Gestern abend fuhr ich zurück nach Tel Aviv und vor mir im Bus sass ein deutsches Ehepaar. Dem Akzent zufolge kamen sie aus Stuttgart oder Umgebung. Zuerst fragte die Frau ihren Mann, warum denn diese seltsamen ultra - orthodoxen Juden immer so komische Hüte tragen und ihr Mann begann zu überlegen, ohne auch nur auf die kleinste Antwort zu kommen. Das war noch vor der Abfahrt im Jerusalemer Busbahnhof. Auf der Autobahn angekommen, wurde dann zum Thema "Holocaust" übergewechselt und wie denn die Israelis Deutschland heute noch hassen.

Ich versuchte nicht hinzuhören und des Zurückkommentierens bin ich schon längst zu müde. Vielleicht sollte gerade die jüdisch - orthodoxe Gesellschaft mehr Ansporn in der weltweiten Hasbara (Aufklärung) zeigen, doch die Mehrheit fragt sich: "Wozu das alles ? Wir leben unser Leben und versuchen so zu leben, wie G - tt es von uns verlangt !"

Wer sich länger mit der Hasbara beschäftigt, der kann irgendwann zur Einsicht eines Ignatz Bubis gelangen: "Hat ja alles keinen Zweck !"
Aber ganz so negativ soll es nun auch wieder nicht klingen. Trotzdem nerven Pressedarstellungen, in denen gerade jetzt die israelischen Siedler wieder angegriffen werden. Obama tut sein Übriges dazu und nicht wenige in Israel (mich eingeschlossen) sehen eine Katastrophe anrollen. Iran mit Atombombe und die Palästinenser erklären uns bald für vogelfrei.

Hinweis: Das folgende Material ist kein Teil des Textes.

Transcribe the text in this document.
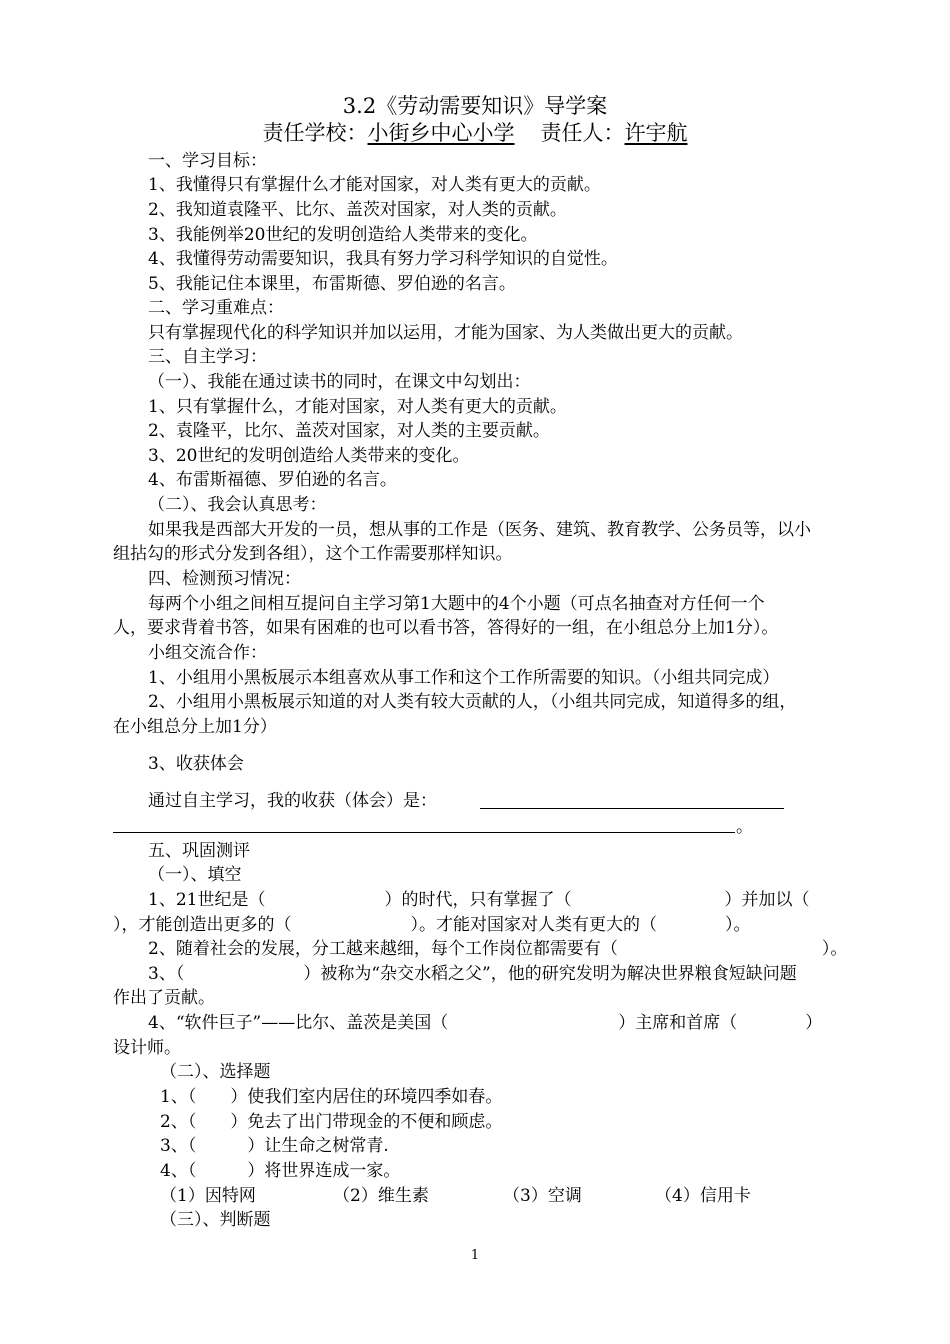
3.2《劳动需要知识》导学案
责任学校：小街乡中心小学 责任人：许宇航
一、学习目标：
1、我懂得只有掌握什么才能对国家，对人类有更大的贡献。
2、我知道袁隆平、比尔、盖茨对国家，对人类的贡献。
3、我能例举20世纪的发明创造给人类带来的变化。
4、我懂得劳动需要知识，我具有努力学习科学知识的自觉性。
5、我能记住本课里，布雷斯德、罗伯逊的名言。
二、学习重难点：
只有掌握现代化的科学知识并加以运用，才能为国家、为人类做出更大的贡献。
三、自主学习：
（一）、我能在通过读书的同时，在课文中勾划出：
1、只有掌握什么，才能对国家，对人类有更大的贡献。
2、袁隆平，比尔、盖茨对国家，对人类的主要贡献。
3、20世纪的发明创造给人类带来的变化。
4、布雷斯福德、罗伯逊的名言。
（二）、我会认真思考：
如果我是西部大开发的一员，想从事的工作是（医务、建筑、教育教学、公务员等，以小
组拈勾的形式分发到各组），这个工作需要那样知识。
四、检测预习情况：
每两个小组之间相互提问自主学习第1大题中的4个小题（可点名抽查对方任何一个
人，要求背着书答，如果有困难的也可以看书答，答得好的一组，在小组总分上加1分）。
小组交流合作：
1、小组用小黑板展示本组喜欢从事工作和这个工作所需要的知识。（小组共同完成）
2、小组用小黑板展示知道的对人类有较大贡献的人，（小组共同完成，知道得多的组，
在小组总分上加1分）
3、收获体会
通过自主学习，我的收获（体会）是：
。
五、巩固测评
（一）、填空
1、21世纪是（　　　　　　　）的时代，只有掌握了（　　　　　　　　　）并加以（
），才能创造出更多的（　　　　　　　）。才能对国家对人类有更大的（　　　　）。
2、随着社会的发展，分工越来越细，每个工作岗位都需要有（　　　　　　　　　　　　）。
3、（　　　　　　　）被称为“杂交水稻之父”，他的研究发明为解决世界粮食短缺问题
作出了贡献。
4、“软件巨子”——比尔、盖茨是美国（　　　　　　　　　　）主席和首席（　　　　）
设计师。
（二）、选择题
1、（　　）使我们室内居住的环境四季如春。
2、（　　）免去了出门带现金的不便和顾虑。
3、（　　　）让生命之树常青.
4、（　　　）将世界连成一家。
（1）因特网	（2）维生素	（3）空调	（4）信用卡
（三）、判断题
1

Wie soll sich ein Europäer oder Amerikaner mit unseren Gedanken und Sorgen identifizieren ? Während der Nachrichtensendung wird das Hirn auf das lokale Umfeld programmiert und es ist nicht verwunderlich, wenn da jemand aus Oberammergau zum Pazifisten wird. Was weiß man in Neustadt an der Aisch von einem palästinensischen Amokläufer, wenn die Aisch so sorglos romantisch dahinplätschert ? Und dann serviert die Tagesschau des abends ein Bild von einem weinenden palästinensichen Kind und da fliessen auch in die Neustadt schon einmal die Tränen in die Aisch.

Als Jude scheint man der Rechtsfertigunsgwelt nie zu entkommen und manchmal wünsche ich mich dann auf eine einsame Insel. Allerdings besteht die Insel aus einem Zimmer, in welches man sich verschliesst und kein Radio anstellt, sondern versucht, an Natur bzw. farbenfrohe Schmetterlinge zu denken, wie es der Bäckereimanager vorschlug.

Ich wünsche allen Lesern einen tollen Schabbat und nette vorbeifliegende Schmetterlinge. Auf das die Hitze bei Euch weniger ist als die in Israel (mit "nur" 26 Grad heute).

Schabbat Schalom

4 Kommentare:

  1. Hallo Miriam,

    das ist zwar richtig, daß wir aus der Ferne diese Dinge nicht aus eigener Erfahrung beurteilen können. Aber warum versorgst du uns dann übrhaupt noch mit Informationen über Israel auf Deutsch, wenn ja deiner Ansicht nach doch nur Fehlurteile dabei herauskommen können? Des is doch a Gschmarri.

    Übrigens: Wer von deinen Lesern kennt denn schon Neustadt an der Aisch. Du hättest besser Nürnberg oder Fürth als Beispiel genommen.

    Grüße von
    einer Nürnbergerin

    AntwortenLöschen
  2. naja liebe miriam, ganz unrecht hat dein sklaventreibender-manager ja nicht ...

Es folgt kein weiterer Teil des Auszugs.